Ultrafast μeV-Precision Bandgap Engineering in Low-Dimensional Topological Insulators
Abstract
Precise and ultrafast control of electronic band structures is a central challenge for advancing quantum functional materials and devices. Conventional approaches--such as chemical doping, lattice strain, or external gating--offer robust stability but remain confined to the quasi-static regime, far from the intrinsic femto- to picosecond dynamics that govern many-body interactions.
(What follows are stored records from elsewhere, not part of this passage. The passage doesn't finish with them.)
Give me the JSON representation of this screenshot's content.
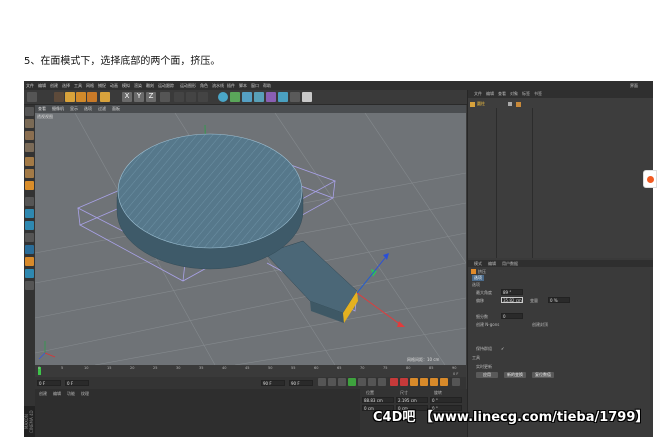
{
  "step_text": "5、在面模式下，选择底部的两个面，挤压。",
  "app": {
    "menus": [
      "文件",
      "编辑",
      "创建",
      "选择",
      "工具",
      "网格",
      "捕捉",
      "动画",
      "模拟",
      "渲染",
      "雕刻",
      "运动跟踪",
      "运动图形",
      "角色",
      "流水线",
      "插件",
      "脚本",
      "窗口",
      "帮助"
    ],
    "layout_label": "界面",
    "viewport_menus": [
      "查看",
      "摄像机",
      "显示",
      "选项",
      "过滤",
      "面板"
    ],
    "viewport_name": "透视视图",
    "grid_spacing": "网格间距：10 cm",
    "timeline_ticks": [
      "0",
      "5",
      "10",
      "15",
      "20",
      "25",
      "30",
      "35",
      "40",
      "45",
      "50",
      "55",
      "60",
      "65",
      "70",
      "75",
      "80",
      "85",
      "90"
    ],
    "frame_start": "0 F",
    "frame_current": "0 F",
    "frame_end": "90 F",
    "frame_end2": "90 F",
    "frame_indicator": "0 F",
    "material_tabs": [
      "创建",
      "编辑",
      "功能",
      "纹理"
    ],
    "coord_headers": [
      "位置",
      "尺寸",
      "旋转"
    ],
    "coord_values": {
      "x_pos": "88.83 cm",
      "x_size": "2.195 cm",
      "h_rot": "0 °",
      "y_pos": "0 cm",
      "z_size": "0 cm",
      "b_rot": "0 °"
    },
    "right_tabs": [
      "文件",
      "编辑",
      "查看",
      "对象",
      "标签",
      "书签"
    ],
    "object_name": "圆柱",
    "attr_tabs": [
      "模式",
      "编辑",
      "用户数据"
    ],
    "attr_object": "挤压",
    "attr_section": "选项",
    "attr_subsection": "选项",
    "attr_fields": [
      {
        "label": "最大角度",
        "value": "89 °"
      },
      {
        "label": "偏移",
        "value": "35.82 cm"
      },
      {
        "label": "变量",
        "value": "0 %"
      },
      {
        "label": "细分数",
        "value": "0"
      },
      {
        "label": "创建 N-gons",
        "value": ""
      },
      {
        "label": "创建封顶",
        "value": ""
      },
      {
        "label": "保持群组",
        "value": "✓"
      }
    ],
    "tool_section": "工具",
    "realtime_label": "实时更新",
    "buttons": [
      "应用",
      "新的变换",
      "复位数值"
    ],
    "preset_label": "预设",
    "maxon_label": "MAXON CINEMA 4D"
  },
  "watermark": "C4D吧 【www.linecg.com/tieba/1799】",
  "colors": {
    "mesh": "#4d6f80",
    "selected_faces": "#5c85a0",
    "grid": "#808589",
    "bbox": "#a9a2e8",
    "accent": "#f0a030"
  }
}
Here, using cryogenic transient reflectance spectroscopy, we realize dynamic bandgap engineering in the anisotropic topological insulator α-Bi4Br4 with unprecedented micro-electron-volt (μeV) precision. The exceptional sensitivity arises from the cooperative action of long-lived topological carriers, stabilized by restricted bulk-to-edge scattering phase space, together with symmetry-resolved coherent phonons that modulate inter-chain hopping. These channels jointly modify Coulomb screening and interband transitions, enabling both gradual and oscillatory control of the electronic structure. Supported by first-principles and tight-binding theory, we further demonstrate a dual-pump coherent control strategy for continuous, mode-selective tuning of electronic energies with μeV accuracy. This framework paves the way for ultrafast on-demand band-structure engineering, pointing toward new frontiers in quantum optoelectronics, precision measurement in molecular and biological systems, and attosecond control of matter.